Les dernières années sont observées selon le plus petit cycle mythique qu’il paraisse nécessaire de relever (en-deçà, on rejoint le cadre de l’individuel, lui aussi rythmé par différents cycles comme les cycles menstruels, l’alternance veille/sommeil ou l’anecdote selon laquelle « les organismes vivants contiennent moins de calcium à 11 heures le matin »). Que représenta la Seconde Guerre Mondiale d’un point de vue mythique ? L’abolition, justement, de tout éveil spirituel : « Nul éveil mythique n’est à craindre quand on supprime d’un trait 60 000 000 d’humains. »
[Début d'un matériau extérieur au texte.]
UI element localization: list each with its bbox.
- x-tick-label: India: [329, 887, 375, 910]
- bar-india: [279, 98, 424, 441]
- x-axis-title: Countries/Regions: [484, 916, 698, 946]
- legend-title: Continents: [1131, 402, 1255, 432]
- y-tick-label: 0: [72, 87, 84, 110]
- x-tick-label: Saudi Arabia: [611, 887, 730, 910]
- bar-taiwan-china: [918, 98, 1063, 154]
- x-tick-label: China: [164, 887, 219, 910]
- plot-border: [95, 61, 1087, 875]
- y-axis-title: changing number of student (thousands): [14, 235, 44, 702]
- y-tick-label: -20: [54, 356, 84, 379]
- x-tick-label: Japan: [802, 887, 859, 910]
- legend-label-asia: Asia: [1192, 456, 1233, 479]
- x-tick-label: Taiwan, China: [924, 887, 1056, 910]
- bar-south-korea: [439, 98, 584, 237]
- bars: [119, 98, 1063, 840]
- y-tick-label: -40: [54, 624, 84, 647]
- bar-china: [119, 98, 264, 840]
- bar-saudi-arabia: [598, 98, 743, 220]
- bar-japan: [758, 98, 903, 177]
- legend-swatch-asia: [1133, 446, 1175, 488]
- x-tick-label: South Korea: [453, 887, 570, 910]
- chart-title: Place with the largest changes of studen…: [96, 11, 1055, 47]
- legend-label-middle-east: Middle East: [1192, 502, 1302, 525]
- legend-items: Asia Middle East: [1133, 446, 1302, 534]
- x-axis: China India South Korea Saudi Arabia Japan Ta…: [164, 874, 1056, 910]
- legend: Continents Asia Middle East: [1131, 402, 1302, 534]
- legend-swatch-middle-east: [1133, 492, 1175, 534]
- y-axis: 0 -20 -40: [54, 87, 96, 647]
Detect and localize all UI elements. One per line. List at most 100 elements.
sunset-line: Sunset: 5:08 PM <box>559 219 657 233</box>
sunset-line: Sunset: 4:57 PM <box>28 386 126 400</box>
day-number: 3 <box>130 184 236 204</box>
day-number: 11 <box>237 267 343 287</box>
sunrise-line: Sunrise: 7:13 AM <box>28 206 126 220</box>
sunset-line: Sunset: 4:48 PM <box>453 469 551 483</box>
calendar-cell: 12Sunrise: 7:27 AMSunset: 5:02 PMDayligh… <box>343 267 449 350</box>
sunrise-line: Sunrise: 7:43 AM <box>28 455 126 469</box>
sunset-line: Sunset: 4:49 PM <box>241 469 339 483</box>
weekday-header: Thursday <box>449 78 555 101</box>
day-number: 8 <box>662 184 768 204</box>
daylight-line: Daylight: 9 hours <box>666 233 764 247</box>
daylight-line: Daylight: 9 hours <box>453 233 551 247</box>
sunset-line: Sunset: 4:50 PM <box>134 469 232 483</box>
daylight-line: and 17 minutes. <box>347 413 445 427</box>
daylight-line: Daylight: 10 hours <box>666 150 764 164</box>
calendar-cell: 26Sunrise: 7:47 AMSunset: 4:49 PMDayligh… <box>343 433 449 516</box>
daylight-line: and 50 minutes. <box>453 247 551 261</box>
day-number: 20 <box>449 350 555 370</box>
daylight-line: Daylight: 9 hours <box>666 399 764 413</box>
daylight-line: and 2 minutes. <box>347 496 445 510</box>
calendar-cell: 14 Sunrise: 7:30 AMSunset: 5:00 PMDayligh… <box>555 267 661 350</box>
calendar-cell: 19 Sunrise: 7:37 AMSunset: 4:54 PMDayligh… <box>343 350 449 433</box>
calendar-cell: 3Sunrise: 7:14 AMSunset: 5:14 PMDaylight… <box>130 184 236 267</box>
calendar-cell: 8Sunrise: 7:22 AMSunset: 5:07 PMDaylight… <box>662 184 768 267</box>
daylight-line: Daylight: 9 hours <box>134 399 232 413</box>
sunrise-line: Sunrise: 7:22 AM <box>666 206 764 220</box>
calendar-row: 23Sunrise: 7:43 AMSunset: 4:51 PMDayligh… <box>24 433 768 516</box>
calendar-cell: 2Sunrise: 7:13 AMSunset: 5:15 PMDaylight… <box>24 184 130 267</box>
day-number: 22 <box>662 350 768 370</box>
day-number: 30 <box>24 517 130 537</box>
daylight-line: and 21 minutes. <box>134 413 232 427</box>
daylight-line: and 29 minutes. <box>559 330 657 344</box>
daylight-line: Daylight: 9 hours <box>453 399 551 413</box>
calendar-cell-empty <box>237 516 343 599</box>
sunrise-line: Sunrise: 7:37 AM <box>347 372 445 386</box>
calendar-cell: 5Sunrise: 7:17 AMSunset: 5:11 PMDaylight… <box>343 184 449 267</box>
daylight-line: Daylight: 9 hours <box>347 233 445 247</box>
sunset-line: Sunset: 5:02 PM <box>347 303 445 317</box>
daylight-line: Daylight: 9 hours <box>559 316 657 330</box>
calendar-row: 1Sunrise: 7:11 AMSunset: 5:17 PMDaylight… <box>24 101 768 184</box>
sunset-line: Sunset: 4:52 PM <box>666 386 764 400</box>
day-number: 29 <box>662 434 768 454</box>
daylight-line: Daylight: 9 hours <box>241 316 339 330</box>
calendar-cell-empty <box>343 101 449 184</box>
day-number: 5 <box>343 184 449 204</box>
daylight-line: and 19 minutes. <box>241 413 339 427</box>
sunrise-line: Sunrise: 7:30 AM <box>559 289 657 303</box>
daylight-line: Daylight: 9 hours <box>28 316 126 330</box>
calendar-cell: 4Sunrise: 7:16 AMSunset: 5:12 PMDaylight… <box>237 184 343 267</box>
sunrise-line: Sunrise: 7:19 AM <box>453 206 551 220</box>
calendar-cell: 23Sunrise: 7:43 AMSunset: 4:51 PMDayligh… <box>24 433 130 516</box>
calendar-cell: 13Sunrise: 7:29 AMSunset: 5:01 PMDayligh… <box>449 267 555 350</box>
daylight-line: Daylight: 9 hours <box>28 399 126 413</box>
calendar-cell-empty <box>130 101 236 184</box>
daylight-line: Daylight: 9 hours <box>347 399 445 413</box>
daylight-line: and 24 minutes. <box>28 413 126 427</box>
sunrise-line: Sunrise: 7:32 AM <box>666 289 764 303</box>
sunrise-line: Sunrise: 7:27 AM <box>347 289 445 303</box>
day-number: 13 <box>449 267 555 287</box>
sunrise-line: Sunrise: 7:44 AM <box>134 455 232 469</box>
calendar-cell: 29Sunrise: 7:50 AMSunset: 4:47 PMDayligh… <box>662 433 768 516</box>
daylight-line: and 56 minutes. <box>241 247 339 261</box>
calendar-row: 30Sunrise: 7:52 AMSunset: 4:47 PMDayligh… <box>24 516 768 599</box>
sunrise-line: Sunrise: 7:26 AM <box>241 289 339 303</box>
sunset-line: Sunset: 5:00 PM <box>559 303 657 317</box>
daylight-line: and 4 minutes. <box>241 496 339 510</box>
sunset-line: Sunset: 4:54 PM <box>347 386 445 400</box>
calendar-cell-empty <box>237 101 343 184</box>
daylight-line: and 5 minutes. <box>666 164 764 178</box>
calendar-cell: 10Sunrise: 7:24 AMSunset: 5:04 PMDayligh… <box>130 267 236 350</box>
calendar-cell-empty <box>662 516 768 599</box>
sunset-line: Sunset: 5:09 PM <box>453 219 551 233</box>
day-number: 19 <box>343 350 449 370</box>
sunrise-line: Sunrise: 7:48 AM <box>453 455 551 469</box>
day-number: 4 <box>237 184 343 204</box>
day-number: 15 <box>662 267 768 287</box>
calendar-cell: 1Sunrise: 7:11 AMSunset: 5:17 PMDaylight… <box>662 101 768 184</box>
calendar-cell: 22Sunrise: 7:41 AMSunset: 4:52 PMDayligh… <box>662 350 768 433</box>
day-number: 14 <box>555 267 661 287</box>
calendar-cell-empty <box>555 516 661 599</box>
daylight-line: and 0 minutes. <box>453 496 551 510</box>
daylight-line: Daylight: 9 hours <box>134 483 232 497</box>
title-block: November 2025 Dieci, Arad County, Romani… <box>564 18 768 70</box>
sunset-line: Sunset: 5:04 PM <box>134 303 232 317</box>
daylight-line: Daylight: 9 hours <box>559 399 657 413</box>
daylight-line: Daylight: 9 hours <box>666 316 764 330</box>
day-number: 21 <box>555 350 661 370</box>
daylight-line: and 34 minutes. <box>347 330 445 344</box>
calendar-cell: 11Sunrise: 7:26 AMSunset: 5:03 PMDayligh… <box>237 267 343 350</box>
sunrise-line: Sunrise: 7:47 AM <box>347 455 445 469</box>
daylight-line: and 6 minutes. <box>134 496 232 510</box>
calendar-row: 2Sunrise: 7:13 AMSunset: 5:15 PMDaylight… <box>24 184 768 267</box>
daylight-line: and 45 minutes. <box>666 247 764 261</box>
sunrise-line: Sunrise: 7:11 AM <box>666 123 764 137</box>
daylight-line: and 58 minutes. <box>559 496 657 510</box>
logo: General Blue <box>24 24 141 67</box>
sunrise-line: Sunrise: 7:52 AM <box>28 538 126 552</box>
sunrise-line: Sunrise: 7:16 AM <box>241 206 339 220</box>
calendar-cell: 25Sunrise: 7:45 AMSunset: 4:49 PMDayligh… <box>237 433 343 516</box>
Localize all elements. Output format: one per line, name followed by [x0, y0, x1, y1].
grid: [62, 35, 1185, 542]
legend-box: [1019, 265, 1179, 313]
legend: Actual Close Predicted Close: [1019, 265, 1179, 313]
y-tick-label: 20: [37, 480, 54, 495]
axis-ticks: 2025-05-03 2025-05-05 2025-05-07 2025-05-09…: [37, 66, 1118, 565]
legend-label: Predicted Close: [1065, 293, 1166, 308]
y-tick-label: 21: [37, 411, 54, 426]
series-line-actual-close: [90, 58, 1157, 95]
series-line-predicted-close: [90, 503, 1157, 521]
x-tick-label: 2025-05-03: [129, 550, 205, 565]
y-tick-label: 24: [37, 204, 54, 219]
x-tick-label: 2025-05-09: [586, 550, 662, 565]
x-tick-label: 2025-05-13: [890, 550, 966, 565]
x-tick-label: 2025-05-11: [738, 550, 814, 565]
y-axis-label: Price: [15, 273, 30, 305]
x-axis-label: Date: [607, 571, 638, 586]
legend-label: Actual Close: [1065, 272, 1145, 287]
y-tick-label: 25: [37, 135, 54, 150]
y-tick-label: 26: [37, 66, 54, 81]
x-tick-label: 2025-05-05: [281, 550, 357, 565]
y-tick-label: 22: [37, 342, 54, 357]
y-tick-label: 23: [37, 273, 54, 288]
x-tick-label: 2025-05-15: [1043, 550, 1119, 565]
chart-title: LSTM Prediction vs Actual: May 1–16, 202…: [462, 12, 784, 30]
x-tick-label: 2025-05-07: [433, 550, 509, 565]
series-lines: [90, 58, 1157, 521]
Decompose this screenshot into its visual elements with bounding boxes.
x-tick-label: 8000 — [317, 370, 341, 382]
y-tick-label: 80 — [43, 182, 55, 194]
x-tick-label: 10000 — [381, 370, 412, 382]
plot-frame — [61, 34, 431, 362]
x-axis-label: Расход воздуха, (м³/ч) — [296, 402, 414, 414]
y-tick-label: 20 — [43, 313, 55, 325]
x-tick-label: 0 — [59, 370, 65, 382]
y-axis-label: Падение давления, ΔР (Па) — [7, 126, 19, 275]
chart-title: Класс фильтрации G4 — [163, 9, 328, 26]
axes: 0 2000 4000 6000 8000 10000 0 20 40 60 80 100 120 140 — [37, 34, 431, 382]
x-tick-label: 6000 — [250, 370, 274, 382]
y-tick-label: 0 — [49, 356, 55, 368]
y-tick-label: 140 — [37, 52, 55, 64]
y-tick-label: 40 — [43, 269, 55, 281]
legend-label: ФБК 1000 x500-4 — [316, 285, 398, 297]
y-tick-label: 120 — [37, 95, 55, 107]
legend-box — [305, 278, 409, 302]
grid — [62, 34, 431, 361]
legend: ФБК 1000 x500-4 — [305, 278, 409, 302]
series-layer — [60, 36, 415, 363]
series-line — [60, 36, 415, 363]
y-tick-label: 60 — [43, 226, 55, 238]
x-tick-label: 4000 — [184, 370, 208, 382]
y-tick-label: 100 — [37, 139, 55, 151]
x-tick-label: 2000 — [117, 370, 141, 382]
Deux mille ans après le règne de l’Ichtius, nous devons en toute logique nous préparer à entrer dans la dernière ère zodiacale : celle du Verseau, c’est-à-dire de Dionysos, de l’Esprit-Saint, de l’ivresse et du théâtre, dans une revendication de liberté et d’indépendance, de fusion universelle et chaotique. Il faut rappeler que le contexte de publication de L’histoire des mythes, dans la fin des années 70, regroupait tous les éléments de confirmation d’une telle thèse. Nous serions donc à l’aube d’une période de gloire mythique qui va profondément changer nos manières de vivre et de penser. Fini le judéo-christianisme dominant : nous le quittons tranquillement pour une idéologie qui nous attire désormais davantage, et mieux vaut oublier que la maison du Verseau est la dernière que nous traverserons avant que l’année précessionnelle ne se termine. Que se passera-t-il ensuite ? Si nous reprenons une nouvelle année, alors nous confirmerons l’existence d’une dimension mythologique supérieure dont Jean-Charles Pichon n’a pas précisé la nature ; sinon, ce sera peut-être la fin de l’Histoire.